La grande chance que nous avons devant les définitifs projets d’extermination du monde des zombies américanistes arrivés en bout de course et le souffle court, c’est qu’ils ont l’extermination bavarde ; ils papotent, ils s’encouragent, ils s’exhortent, ils roulent des mécaniques, ils s’affirment “retenez-moi ou je fais un malheur”, ils s’expliquent, ils prennent la pose, ils continuent à fréquenter les cocktails, jusqu’au moment où quelque part, pour quelque raison et même sans raison, l’on trébuche... Là-dessus, on nous sortira bien un Trump pour hurler “This is the Independance Day, à l’assaut de Washington D.C. !” et transformer tout cela en crise de régime.

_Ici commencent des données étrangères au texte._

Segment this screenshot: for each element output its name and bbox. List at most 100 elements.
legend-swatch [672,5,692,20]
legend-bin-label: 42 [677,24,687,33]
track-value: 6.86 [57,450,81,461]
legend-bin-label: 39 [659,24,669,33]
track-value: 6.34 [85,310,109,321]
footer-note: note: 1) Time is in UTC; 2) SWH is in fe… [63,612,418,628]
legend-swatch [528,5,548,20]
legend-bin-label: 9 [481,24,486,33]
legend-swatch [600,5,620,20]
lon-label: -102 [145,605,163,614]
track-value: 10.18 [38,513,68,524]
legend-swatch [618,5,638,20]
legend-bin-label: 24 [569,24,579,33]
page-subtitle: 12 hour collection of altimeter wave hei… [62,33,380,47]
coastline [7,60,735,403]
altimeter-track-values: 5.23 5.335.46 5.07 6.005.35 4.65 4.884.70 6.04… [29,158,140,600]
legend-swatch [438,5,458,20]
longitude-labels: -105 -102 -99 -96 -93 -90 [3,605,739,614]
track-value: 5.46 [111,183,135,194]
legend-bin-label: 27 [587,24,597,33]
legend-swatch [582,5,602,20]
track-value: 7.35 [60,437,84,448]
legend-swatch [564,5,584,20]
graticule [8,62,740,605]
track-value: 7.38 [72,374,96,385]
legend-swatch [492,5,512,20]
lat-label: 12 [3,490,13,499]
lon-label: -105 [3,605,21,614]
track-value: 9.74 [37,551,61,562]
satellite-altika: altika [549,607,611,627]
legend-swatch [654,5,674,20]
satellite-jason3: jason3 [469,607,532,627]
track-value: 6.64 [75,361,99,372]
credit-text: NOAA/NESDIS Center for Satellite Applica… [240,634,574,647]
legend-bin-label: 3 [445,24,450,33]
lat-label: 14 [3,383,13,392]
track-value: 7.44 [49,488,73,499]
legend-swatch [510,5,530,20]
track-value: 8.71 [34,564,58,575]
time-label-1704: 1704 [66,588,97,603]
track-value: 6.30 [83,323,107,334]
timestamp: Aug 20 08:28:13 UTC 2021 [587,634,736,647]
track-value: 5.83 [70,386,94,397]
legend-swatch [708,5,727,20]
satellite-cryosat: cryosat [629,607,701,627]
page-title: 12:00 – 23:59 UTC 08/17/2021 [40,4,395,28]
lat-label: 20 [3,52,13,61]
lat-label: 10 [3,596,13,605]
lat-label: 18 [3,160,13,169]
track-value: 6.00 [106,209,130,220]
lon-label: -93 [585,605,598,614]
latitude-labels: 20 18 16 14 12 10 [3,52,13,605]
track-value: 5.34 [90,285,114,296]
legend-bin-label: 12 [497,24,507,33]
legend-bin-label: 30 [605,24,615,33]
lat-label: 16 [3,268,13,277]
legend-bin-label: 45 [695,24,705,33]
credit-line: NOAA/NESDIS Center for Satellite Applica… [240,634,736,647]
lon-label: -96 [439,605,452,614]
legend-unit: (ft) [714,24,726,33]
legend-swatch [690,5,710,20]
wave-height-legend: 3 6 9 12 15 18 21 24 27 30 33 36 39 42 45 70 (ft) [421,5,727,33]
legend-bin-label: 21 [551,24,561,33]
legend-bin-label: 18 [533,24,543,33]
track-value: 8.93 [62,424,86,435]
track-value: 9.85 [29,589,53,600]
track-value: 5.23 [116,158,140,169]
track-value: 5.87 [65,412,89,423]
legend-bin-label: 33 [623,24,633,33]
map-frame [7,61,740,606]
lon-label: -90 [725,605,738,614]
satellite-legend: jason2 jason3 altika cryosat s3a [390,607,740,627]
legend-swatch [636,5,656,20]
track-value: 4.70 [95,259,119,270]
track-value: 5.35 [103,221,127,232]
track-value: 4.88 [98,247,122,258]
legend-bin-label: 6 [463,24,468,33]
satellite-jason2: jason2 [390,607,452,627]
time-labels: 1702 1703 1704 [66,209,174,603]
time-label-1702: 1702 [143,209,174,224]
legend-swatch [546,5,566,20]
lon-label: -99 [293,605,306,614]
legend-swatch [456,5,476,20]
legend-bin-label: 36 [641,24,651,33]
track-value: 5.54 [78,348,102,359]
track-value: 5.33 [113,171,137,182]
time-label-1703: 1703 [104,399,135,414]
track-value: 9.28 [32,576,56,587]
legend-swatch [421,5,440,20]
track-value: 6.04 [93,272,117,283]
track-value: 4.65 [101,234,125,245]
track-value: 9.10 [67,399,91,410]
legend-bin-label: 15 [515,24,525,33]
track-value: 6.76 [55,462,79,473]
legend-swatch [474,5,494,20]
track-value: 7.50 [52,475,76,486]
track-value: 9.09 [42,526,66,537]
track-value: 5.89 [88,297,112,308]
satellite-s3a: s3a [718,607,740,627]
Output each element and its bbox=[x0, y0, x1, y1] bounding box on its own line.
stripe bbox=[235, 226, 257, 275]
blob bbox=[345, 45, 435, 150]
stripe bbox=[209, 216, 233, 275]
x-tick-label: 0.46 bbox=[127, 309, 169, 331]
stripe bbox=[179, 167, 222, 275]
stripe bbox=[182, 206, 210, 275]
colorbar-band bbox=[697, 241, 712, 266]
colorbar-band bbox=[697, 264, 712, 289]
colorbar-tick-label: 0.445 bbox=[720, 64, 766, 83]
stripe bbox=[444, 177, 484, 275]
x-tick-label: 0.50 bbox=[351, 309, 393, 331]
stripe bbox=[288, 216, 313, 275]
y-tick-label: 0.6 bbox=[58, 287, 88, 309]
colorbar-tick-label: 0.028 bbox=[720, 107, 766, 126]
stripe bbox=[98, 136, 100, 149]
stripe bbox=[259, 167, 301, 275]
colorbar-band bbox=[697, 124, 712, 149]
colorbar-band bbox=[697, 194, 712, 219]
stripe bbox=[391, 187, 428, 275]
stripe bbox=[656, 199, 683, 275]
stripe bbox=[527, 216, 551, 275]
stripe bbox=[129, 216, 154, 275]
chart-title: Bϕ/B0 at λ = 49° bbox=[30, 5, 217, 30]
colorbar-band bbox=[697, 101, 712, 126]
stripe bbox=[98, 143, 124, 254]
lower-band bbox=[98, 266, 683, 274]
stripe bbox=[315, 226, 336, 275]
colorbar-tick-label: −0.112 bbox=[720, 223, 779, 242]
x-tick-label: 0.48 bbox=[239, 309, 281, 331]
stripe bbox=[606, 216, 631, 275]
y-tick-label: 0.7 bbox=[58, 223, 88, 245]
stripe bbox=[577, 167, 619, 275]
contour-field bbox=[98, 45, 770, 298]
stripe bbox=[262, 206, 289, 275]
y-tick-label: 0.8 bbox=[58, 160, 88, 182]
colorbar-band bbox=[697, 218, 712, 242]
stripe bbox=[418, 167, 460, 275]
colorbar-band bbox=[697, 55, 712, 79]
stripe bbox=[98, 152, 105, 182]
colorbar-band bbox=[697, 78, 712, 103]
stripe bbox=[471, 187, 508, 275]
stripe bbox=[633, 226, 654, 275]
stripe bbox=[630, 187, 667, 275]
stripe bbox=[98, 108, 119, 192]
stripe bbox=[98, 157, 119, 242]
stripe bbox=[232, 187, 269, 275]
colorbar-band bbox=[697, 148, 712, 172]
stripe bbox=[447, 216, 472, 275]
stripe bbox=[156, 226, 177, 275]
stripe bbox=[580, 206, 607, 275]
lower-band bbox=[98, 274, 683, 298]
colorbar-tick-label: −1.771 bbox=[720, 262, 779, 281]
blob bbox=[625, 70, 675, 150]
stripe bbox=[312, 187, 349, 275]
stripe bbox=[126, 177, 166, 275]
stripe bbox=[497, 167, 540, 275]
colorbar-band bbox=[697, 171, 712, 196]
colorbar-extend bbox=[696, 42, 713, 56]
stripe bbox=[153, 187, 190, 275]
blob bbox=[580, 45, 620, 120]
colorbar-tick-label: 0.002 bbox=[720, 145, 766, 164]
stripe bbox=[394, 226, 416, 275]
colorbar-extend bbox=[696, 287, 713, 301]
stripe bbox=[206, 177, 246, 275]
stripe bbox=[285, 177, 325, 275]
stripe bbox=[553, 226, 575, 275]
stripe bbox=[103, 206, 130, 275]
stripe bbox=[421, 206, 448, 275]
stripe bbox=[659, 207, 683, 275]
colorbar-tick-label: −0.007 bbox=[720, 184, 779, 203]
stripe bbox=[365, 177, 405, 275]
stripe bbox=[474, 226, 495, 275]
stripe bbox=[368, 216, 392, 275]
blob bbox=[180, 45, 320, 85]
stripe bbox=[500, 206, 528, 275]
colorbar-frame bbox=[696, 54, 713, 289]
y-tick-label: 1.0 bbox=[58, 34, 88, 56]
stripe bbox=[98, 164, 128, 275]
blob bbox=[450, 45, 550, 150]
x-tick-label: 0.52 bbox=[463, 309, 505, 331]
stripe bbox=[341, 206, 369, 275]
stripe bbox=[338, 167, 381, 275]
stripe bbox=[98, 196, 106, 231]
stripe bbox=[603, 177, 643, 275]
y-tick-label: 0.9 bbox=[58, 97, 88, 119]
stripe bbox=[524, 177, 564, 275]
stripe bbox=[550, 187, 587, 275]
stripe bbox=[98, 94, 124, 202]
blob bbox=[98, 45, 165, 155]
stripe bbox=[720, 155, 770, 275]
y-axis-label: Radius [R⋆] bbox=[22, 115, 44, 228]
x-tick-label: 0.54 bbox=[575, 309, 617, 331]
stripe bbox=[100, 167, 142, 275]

Je n’ai qu’un espoir, c’est que, cette fois, Poutine ne recommencera pas la même manœuvre habile qui, lorsqu’on a affaire à des déments pathologiques, devient une manœuvre maladroite sinon tout simplement stupide. Quand la bête se meurt, on laisse faire la nature : qu'il en soit ainsi et que la Bête meurt... 

 

(*) En bon américaniste, je me suis permis d’employer l’audace grammaticale imposée après la victoire yankee de 1865 : désormais “the USA” (les USA) seraient entendus au singulier, parce qu’après la superbe Guerre Sainte gagnée avec Dieu en flanc-garde, la République était devenue une et indivisible et serait conjuguée de la sorte.